Election reporting in Kenya, Nigeria and Sierra Leone

“When it seems the world has forgotten about you, about your communities, we have been given this opportunity to explain what is going on in our communities…it’s wonderful”

Bokolo Nimiteinbofa, Citizen Reporter

“With Radar, old systems are being challenged”

Ukiri Ortome, Citizen Reporter

Project

On Our Radar has responded to community requests in Sierra Leone, Kenya and Nigeria to cover their national elections from a different perspective to the mainstream media. They have represented first time voters, female voters, those with disabilities, and those living in more remote regions. On Our Radar designed and delivered training modules on basic reporting techniques with a focus on dignified community crowdsourcing so that each reporter acted as a multiplier – getting beyond the spaces and narratives of traditional media.

Process

Reporters used a range of simple mobile tools to gather and share community perspectives, including SMS for short, rolling updates, voicemail to share longer reports and chat apps to send multimedia stories. We set up a mobile-to-digital technology platform that funneled incoming messages into an online dashboard where trained managers could review, tag and respond to messages in real-time. While these reporting sprints focused largely on opinions and perspectives, when urgent news stories were shared, these dashboard managers were supported by lead reporters and local partners to act as verifiers to ensure that news shared was checked and authenticated.
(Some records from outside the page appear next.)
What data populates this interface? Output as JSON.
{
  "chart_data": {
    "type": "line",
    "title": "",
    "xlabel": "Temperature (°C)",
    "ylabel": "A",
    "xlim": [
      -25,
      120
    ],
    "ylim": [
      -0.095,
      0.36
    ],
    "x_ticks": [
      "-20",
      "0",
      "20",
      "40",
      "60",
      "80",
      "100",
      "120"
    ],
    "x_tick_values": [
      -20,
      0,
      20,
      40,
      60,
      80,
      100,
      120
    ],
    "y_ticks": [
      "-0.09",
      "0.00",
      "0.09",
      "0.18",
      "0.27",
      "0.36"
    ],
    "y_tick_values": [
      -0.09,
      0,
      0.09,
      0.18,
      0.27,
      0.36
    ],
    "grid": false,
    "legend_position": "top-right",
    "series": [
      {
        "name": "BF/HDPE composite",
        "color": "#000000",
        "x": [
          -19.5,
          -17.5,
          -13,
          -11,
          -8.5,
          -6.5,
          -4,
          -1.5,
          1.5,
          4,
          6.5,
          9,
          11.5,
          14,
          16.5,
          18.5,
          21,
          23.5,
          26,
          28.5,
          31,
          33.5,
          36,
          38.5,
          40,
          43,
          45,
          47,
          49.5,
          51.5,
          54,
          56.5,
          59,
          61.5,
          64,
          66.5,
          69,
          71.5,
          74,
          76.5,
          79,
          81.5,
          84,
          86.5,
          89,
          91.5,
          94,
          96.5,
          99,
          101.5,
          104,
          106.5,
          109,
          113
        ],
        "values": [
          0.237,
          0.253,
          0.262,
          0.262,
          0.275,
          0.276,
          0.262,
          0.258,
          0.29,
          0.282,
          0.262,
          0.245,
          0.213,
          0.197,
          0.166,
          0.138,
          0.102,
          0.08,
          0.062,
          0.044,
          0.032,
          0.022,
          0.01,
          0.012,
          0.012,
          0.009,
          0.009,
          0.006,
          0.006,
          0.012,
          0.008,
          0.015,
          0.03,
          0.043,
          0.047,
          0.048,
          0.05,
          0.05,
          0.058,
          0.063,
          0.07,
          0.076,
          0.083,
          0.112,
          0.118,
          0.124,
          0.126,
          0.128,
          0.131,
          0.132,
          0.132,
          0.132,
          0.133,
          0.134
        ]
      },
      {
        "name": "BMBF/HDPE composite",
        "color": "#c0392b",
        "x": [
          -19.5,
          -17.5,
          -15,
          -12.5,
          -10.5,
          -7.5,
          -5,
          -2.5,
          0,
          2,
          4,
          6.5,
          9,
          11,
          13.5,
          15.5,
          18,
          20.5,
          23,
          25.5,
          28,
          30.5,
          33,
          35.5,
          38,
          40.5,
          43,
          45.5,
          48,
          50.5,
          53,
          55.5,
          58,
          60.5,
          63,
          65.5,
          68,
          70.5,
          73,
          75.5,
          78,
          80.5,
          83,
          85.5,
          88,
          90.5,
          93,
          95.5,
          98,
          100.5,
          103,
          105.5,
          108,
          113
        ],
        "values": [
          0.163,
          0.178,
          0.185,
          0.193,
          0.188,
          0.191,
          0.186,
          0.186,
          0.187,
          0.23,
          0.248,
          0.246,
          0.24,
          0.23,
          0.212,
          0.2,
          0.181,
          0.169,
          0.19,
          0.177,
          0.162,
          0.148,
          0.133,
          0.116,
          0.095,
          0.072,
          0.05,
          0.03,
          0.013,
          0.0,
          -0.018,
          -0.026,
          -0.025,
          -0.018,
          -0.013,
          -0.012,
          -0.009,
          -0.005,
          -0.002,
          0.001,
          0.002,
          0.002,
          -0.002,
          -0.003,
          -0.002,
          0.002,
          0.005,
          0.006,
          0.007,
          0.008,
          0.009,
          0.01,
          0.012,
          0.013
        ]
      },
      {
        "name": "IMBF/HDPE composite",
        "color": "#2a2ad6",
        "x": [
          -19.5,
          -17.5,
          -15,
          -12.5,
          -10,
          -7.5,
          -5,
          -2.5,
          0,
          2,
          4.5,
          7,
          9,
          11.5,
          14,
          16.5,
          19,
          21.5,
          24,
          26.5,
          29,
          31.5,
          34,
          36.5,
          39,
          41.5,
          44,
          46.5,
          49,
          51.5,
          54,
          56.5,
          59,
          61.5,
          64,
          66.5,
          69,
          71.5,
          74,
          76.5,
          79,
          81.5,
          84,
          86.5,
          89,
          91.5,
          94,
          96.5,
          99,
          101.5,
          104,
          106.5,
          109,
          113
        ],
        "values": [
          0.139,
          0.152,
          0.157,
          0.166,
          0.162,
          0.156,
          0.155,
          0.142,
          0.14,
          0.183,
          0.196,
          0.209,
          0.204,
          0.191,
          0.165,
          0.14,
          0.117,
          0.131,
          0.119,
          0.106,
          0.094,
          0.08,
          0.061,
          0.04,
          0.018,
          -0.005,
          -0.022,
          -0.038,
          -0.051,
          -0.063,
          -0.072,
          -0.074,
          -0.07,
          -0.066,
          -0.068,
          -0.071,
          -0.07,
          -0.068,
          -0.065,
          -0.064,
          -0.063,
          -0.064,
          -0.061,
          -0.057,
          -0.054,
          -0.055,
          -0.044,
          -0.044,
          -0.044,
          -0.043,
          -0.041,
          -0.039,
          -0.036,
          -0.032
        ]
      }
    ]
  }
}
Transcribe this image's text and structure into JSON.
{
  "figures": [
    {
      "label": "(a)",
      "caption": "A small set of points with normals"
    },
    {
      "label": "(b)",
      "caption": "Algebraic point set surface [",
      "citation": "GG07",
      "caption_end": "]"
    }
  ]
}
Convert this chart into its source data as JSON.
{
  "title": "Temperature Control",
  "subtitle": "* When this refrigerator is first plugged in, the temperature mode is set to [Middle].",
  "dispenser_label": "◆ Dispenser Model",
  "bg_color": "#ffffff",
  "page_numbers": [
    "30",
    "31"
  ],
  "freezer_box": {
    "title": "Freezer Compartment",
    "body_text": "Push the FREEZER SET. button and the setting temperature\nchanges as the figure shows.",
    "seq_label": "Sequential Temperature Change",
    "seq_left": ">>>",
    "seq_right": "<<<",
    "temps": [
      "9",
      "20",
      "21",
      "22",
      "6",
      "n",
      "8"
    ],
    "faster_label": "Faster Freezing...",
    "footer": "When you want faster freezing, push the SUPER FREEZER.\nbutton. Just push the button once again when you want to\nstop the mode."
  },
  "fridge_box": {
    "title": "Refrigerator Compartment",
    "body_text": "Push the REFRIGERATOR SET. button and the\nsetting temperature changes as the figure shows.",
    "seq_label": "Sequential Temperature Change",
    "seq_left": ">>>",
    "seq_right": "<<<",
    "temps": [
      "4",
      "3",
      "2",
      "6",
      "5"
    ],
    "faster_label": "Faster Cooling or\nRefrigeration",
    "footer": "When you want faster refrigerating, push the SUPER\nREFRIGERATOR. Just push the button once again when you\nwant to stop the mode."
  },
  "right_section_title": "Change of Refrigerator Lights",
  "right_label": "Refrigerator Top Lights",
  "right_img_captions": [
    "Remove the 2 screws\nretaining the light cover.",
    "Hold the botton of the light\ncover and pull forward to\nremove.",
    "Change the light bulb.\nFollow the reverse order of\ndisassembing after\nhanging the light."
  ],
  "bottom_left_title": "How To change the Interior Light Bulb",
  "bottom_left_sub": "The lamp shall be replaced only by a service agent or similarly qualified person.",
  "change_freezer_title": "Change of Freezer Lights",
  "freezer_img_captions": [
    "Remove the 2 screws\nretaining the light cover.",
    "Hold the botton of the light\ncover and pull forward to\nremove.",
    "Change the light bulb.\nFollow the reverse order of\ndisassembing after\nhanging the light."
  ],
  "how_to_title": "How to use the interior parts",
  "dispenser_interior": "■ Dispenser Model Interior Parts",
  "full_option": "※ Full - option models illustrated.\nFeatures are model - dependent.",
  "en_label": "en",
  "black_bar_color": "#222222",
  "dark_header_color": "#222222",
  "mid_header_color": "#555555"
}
We also set up simple low-bandwidth microsites to publicly host reports which were then curated for mainstream and social media. This collaborative approach turned vulnerable citizens into influential reporters and enabled them to share the stories direct from their communities both in the run-up to and aftermath of their elections.

Impact

Reporters have succeeded in sharing urgent stories that have triggered local action. In Sierra Leone, an SMS report from a young disabled reporter, Seray Bangura, flagged that tactile ballot papers to enable visually impaired voters to vote independently had not been distributed. The disability community had worked hard to advocate for this resource and when we shared the report online it was picked up by the EU observation team and written into their recommendations report. In Kenya, where there was fear over the potential for violence after the tragedies around the 2007 elections, a network of over 100 female reporters aged 18-60 were trained to track the vote and ended up recording all the community efforts to keep the vote calm – culminating in a ‘cool map’ to counteract the narrative of violent hotspots.